Large companies are under greater pressure than ever before to manage risk and protect their assets. Investors, shareholders, and regulators alike drive implementation of enterprise risk management programs, but those programs are not always effective. Let’s look at some of the most common mistakes made in addressing risk in larger companies and how they can be addressed.
LACK OF FOCUS OR PURPOSE
Because of the demand for risk management from stakeholders in a company and regulators, many large companies start an ERM plan for the wrong reasons. They want to be perceived as doing something or they are addressing a specific concern or complaint.
Such programs often don’t work or are less effective than they might otherwise be, because there isn’t the kind of buy in and vision needed at the organizational level to make real change. Good risk assessment and management needs to be implemented with a clear vision of the future – both from a business goal perspective and from an enthusiasm perspective.
LACK OF LEADERSHIP
Leadership matters for every endeavor undertaken in an organization. Risk management is not the domain of a single department or Director. There needs to be buy-in and support from every member of the organization, from entry-level analysts to C-level executives.
The activities undertaken and changes made by everyone in a company will be dictated by the philosophy and approach of the senior leadership. Without that direction, there may be overlap, gaps, or lack of adherence, undermining the entire process.
OVER COMPLICATION
One of the most basic steps of a risk management program at the Enterprise level is assessment and categorization of risk events. Where is the company exposed during any given operation?
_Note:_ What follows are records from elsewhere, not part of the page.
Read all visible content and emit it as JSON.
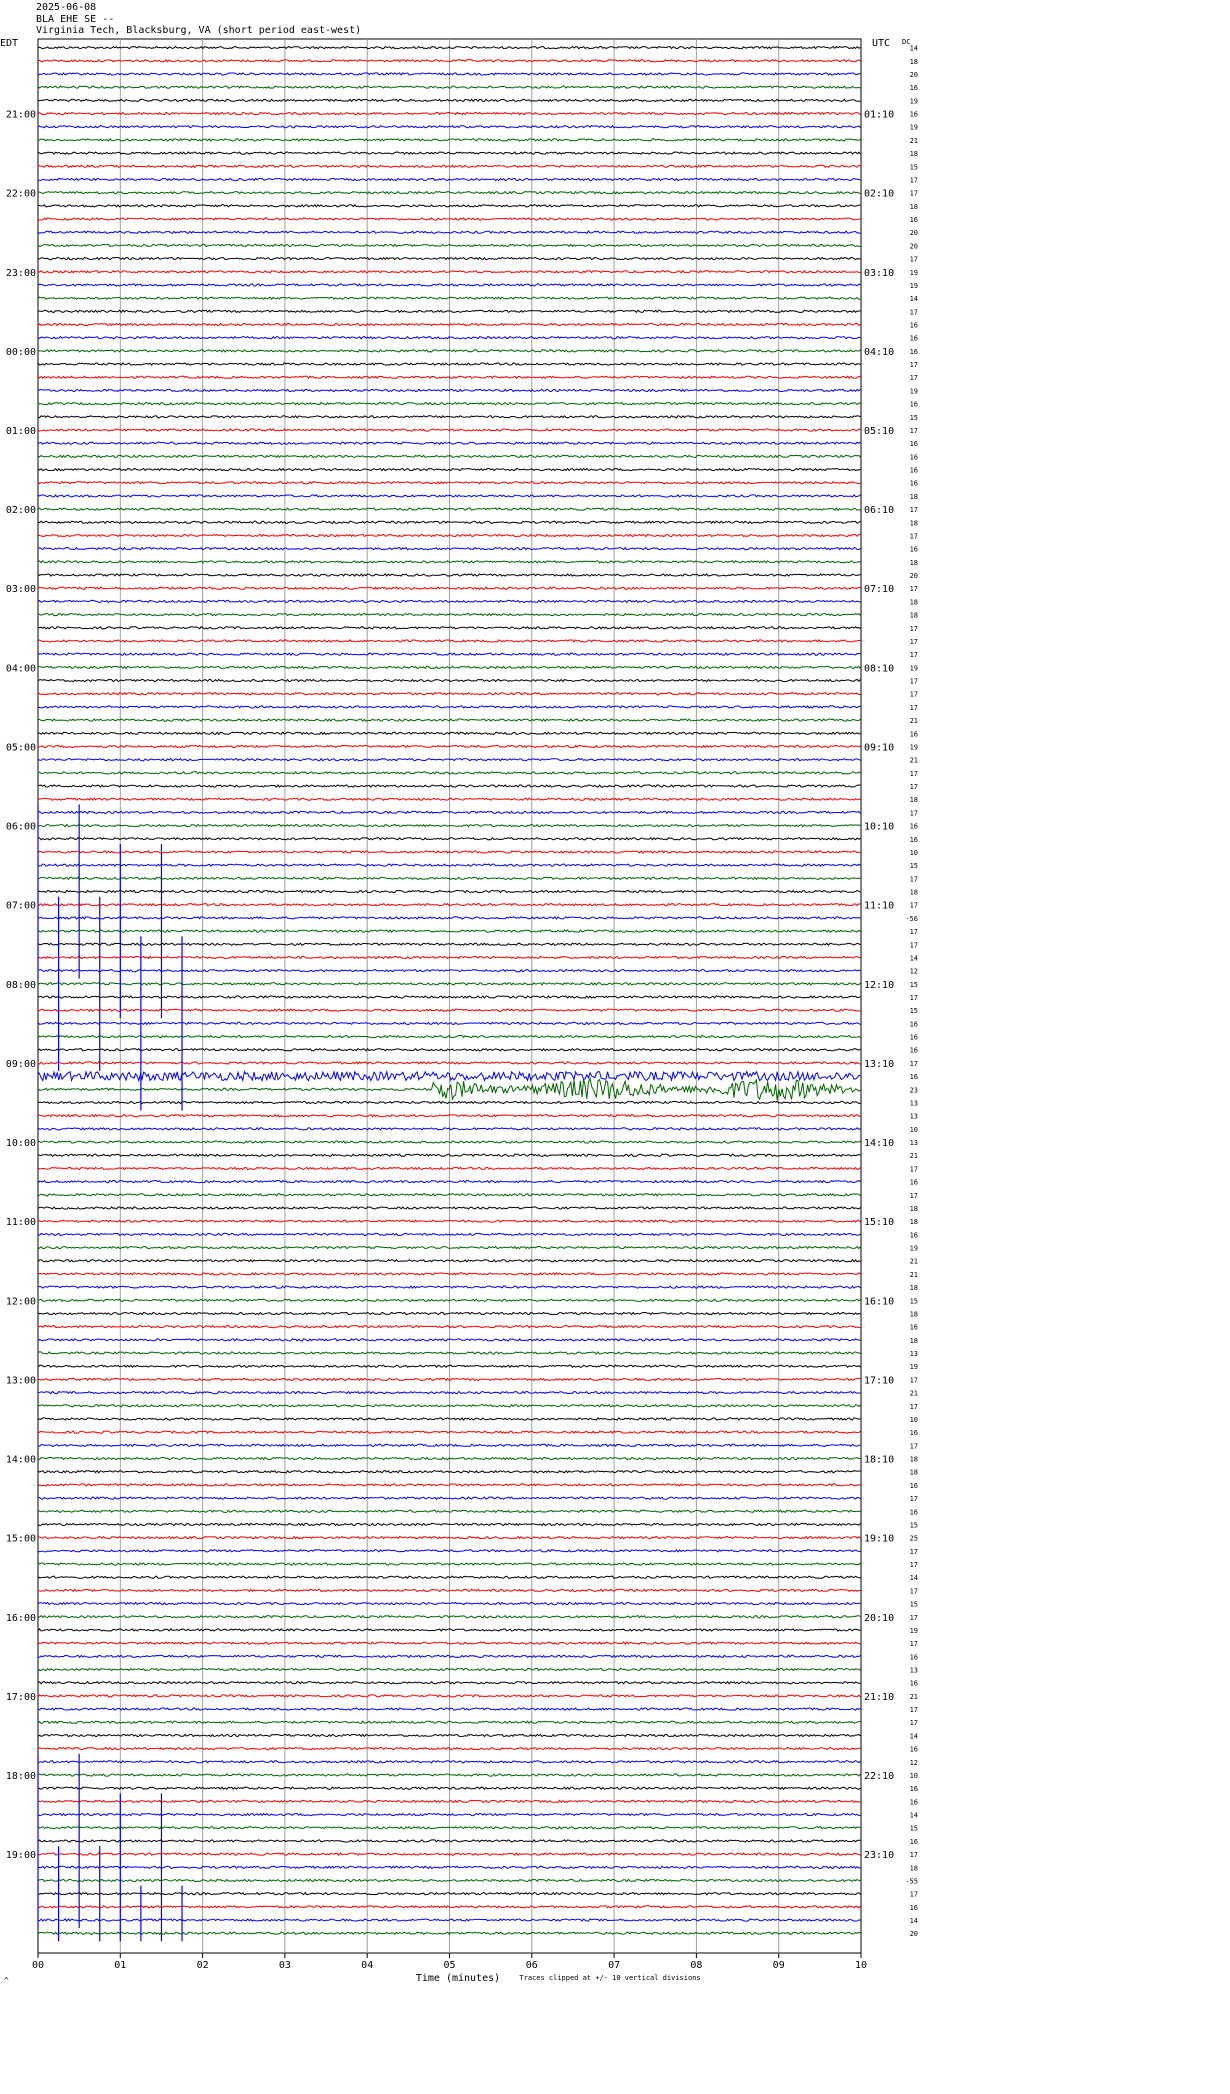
{
  "header": {
    "date": "2025-06-08",
    "station": "BLA EHE SE --",
    "location": "Virginia Tech, Blacksburg, VA (short period east-west)"
  },
  "corner": {
    "left_tz": "EDT",
    "right_tz": "UTC",
    "dc_label": "DC"
  },
  "footer": {
    "xlabel": "Time (minutes)",
    "clip_note": "Traces clipped at +/- 10 vertical divisions",
    "corner_mark": "^"
  },
  "colors": {
    "cycle": [
      "#000000",
      "#ff0000",
      "#0000ff",
      "#006400"
    ],
    "grid": "#a0a0a0"
  },
  "chart_data": {
    "type": "line",
    "subtype": "helicorder",
    "x_range": [
      0,
      10
    ],
    "x_ticks": [
      "00",
      "01",
      "02",
      "03",
      "04",
      "05",
      "06",
      "07",
      "08",
      "09",
      "10"
    ],
    "rows_per_hour": 6,
    "left_hour_labels": [
      "21:00",
      "22:00",
      "23:00",
      "00:00",
      "01:00",
      "02:00",
      "03:00",
      "04:00",
      "05:00",
      "06:00",
      "07:00",
      "08:00",
      "09:00",
      "10:00",
      "11:00",
      "12:00",
      "13:00",
      "14:00",
      "15:00",
      "16:00",
      "17:00",
      "18:00",
      "19:00"
    ],
    "right_hour_labels": [
      "01:10",
      "02:10",
      "03:10",
      "04:10",
      "05:10",
      "06:10",
      "07:10",
      "08:10",
      "09:10",
      "10:10",
      "11:10",
      "12:10",
      "13:10",
      "14:10",
      "15:10",
      "16:10",
      "17:10",
      "18:10",
      "19:10",
      "20:10",
      "21:10",
      "22:10",
      "23:10"
    ],
    "dc_offsets": [
      "14",
      "18",
      "20",
      "16",
      "19",
      "16",
      "19",
      "21",
      "18",
      "15",
      "17",
      "17",
      "18",
      "16",
      "20",
      "20",
      "17",
      "19",
      "19",
      "14",
      "17",
      "16",
      "16",
      "16",
      "17",
      "17",
      "19",
      "16",
      "15",
      "17",
      "16",
      "16",
      "16",
      "16",
      "18",
      "17",
      "18",
      "17",
      "16",
      "18",
      "20",
      "17",
      "18",
      "18",
      "17",
      "17",
      "17",
      "19",
      "17",
      "17",
      "17",
      "21",
      "16",
      "19",
      "21",
      "17",
      "17",
      "18",
      "17",
      "16",
      "16",
      "10",
      "15",
      "17",
      "18",
      "17",
      "-56",
      "17",
      "17",
      "14",
      "12",
      "15",
      "17",
      "15",
      "16",
      "16",
      "16",
      "17",
      "16",
      "23",
      "13",
      "13",
      "10",
      "13",
      "21",
      "17",
      "16",
      "17",
      "18",
      "18",
      "16",
      "19",
      "21",
      "21",
      "18",
      "15",
      "18",
      "16",
      "18",
      "13",
      "19",
      "17",
      "21",
      "17",
      "10",
      "16",
      "17",
      "18",
      "18",
      "16",
      "17",
      "16",
      "15",
      "25",
      "17",
      "17",
      "14",
      "17",
      "15",
      "17",
      "19",
      "17",
      "16",
      "13",
      "16",
      "21",
      "17",
      "17",
      "14",
      "16",
      "12",
      "10",
      "16",
      "16",
      "14",
      "15",
      "16",
      "17",
      "18",
      "-55",
      "17",
      "16",
      "14",
      "20"
    ],
    "events": [
      {
        "kind": "teleseism",
        "trace_index": 79,
        "start_min": 4.8,
        "end_min": 10,
        "color": "#006400"
      },
      {
        "kind": "teleseism",
        "trace_index": 78,
        "start_min": 0,
        "end_min": 10,
        "color": "#000000"
      },
      {
        "kind": "spike_burst",
        "trace_start": 58,
        "trace_end": 78,
        "times_min": [
          0,
          0.25,
          0.5,
          0.75,
          1.0,
          1.25,
          1.5,
          1.75
        ]
      },
      {
        "kind": "spike_burst",
        "trace_start": 130,
        "trace_end": 146,
        "times_min": [
          0,
          0.25,
          0.5,
          0.75,
          1.0,
          1.25,
          1.5,
          1.75
        ]
      }
    ]
  }
}
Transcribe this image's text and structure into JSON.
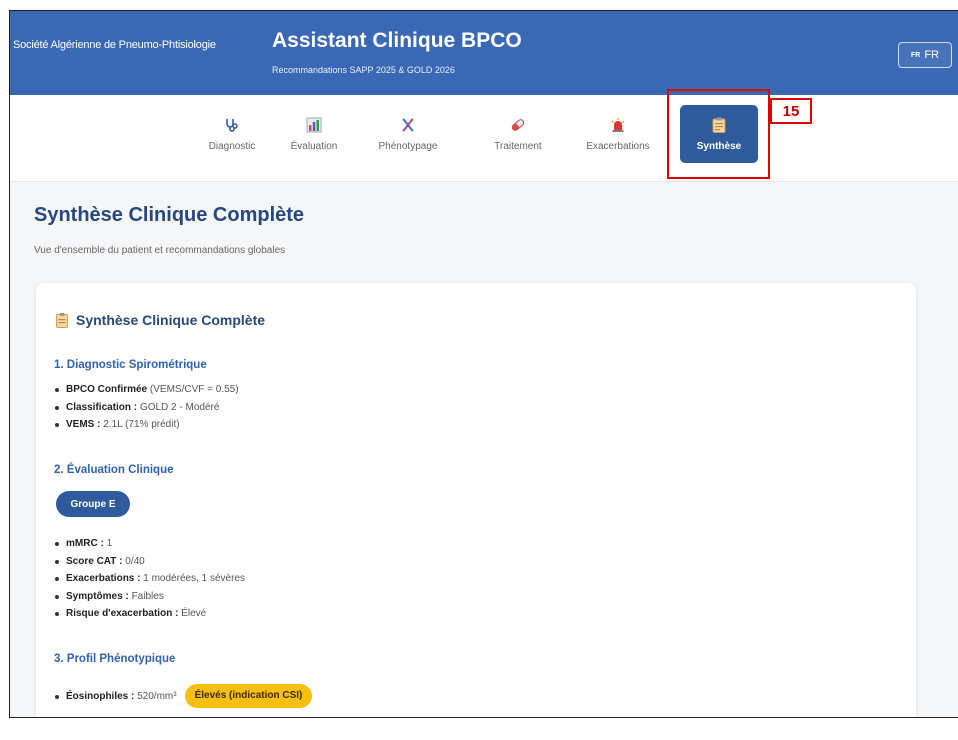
{
  "header": {
    "org": "Société Algérienne de Pneumo-Phtisiologie",
    "title": "Assistant Clinique BPCO",
    "subtitle": "Recommandations SAPP 2025 & GOLD 2026",
    "lang_flag": "FR",
    "lang_label": "FR"
  },
  "tabs": [
    {
      "label": "Diagnostic",
      "icon": "stethoscope-icon"
    },
    {
      "label": "Évaluation",
      "icon": "bar-chart-icon"
    },
    {
      "label": "Phénotypage",
      "icon": "dna-icon"
    },
    {
      "label": "Traitement",
      "icon": "pill-icon"
    },
    {
      "label": "Exacerbations",
      "icon": "siren-icon"
    },
    {
      "label": "Synthèse",
      "icon": "clipboard-icon",
      "active": true
    }
  ],
  "annotation": {
    "number": "15",
    "color": "#e00000"
  },
  "page": {
    "title": "Synthèse Clinique Complète",
    "subtitle": "Vue d'ensemble du patient et recommandations globales"
  },
  "card": {
    "title": "Synthèse Clinique Complète",
    "sections": {
      "diagnostic": {
        "title": "1. Diagnostic Spirométrique",
        "items": [
          {
            "label": "BPCO Confirmée",
            "value": "(VEMS/CVF = 0.55)"
          },
          {
            "label": "Classification :",
            "value": "GOLD 2 - Modéré"
          },
          {
            "label": "VEMS :",
            "value": "2.1L (71% prédit)"
          }
        ]
      },
      "evaluation": {
        "title": "2. Évaluation Clinique",
        "group_badge": "Groupe E",
        "items": [
          {
            "label": "mMRC :",
            "value": "1"
          },
          {
            "label": "Score CAT :",
            "value": "0/40"
          },
          {
            "label": "Exacerbations :",
            "value": "1 modérées, 1 sévères"
          },
          {
            "label": "Symptômes :",
            "value": "Faibles"
          },
          {
            "label": "Risque d'exacerbation :",
            "value": "Élevé"
          }
        ]
      },
      "phenotype": {
        "title": "3. Profil Phénotypique",
        "items": [
          {
            "label": "Éosinophiles :",
            "value": "520/mm³",
            "badge": "Élevés (indication CSI)"
          }
        ]
      }
    }
  },
  "colors": {
    "header_bg": "#3a68b4",
    "primary": "#2f5b9c",
    "title": "#26487e",
    "section": "#2f63b0",
    "badge_yellow": "#f7c010"
  }
}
These identifications can become over complicated when trying to quantify the risk level. Trying to develop a finite, granular quantitative measurement for risk can create overly complex systems that are hard to work with. Your management team has extensive experience working with these risk factors and should be able to assign priority accordingly.
At the same time, some organizations put too many resources toward assessment, spending hours evaluating and scoring risks before doing anything to implement against them. This can draw away valuable resources that would otherwise be used to impact the bottom line.
IT’S AN ONGOING PROCESS
Another major mistake is looking at enterprise risk management as a onetime repair for a static system. While finding the previously unseen problems and addressing them directly is an important first step that can vastly improve performance for your business, it shouldn’t stop there.
There is ongoing oversight that will ensure the factors you have the most control over go right when they should. There is the ever-evolving risk tolerance assessment that evaluates the events in question that matter in the process. These are steps that never stop and that should become part of standard operating procedure, all while continuously evaluating new sources of risk that may not have been present during your initial evaluation.
Risk management is important for all sized businesses – from small businesses with a handful of employees to enterprise organizations with thousands of employees and multiple offices. How you handle it should be the same – a keen focus on how you want your business to operate and how individual events affect those operations.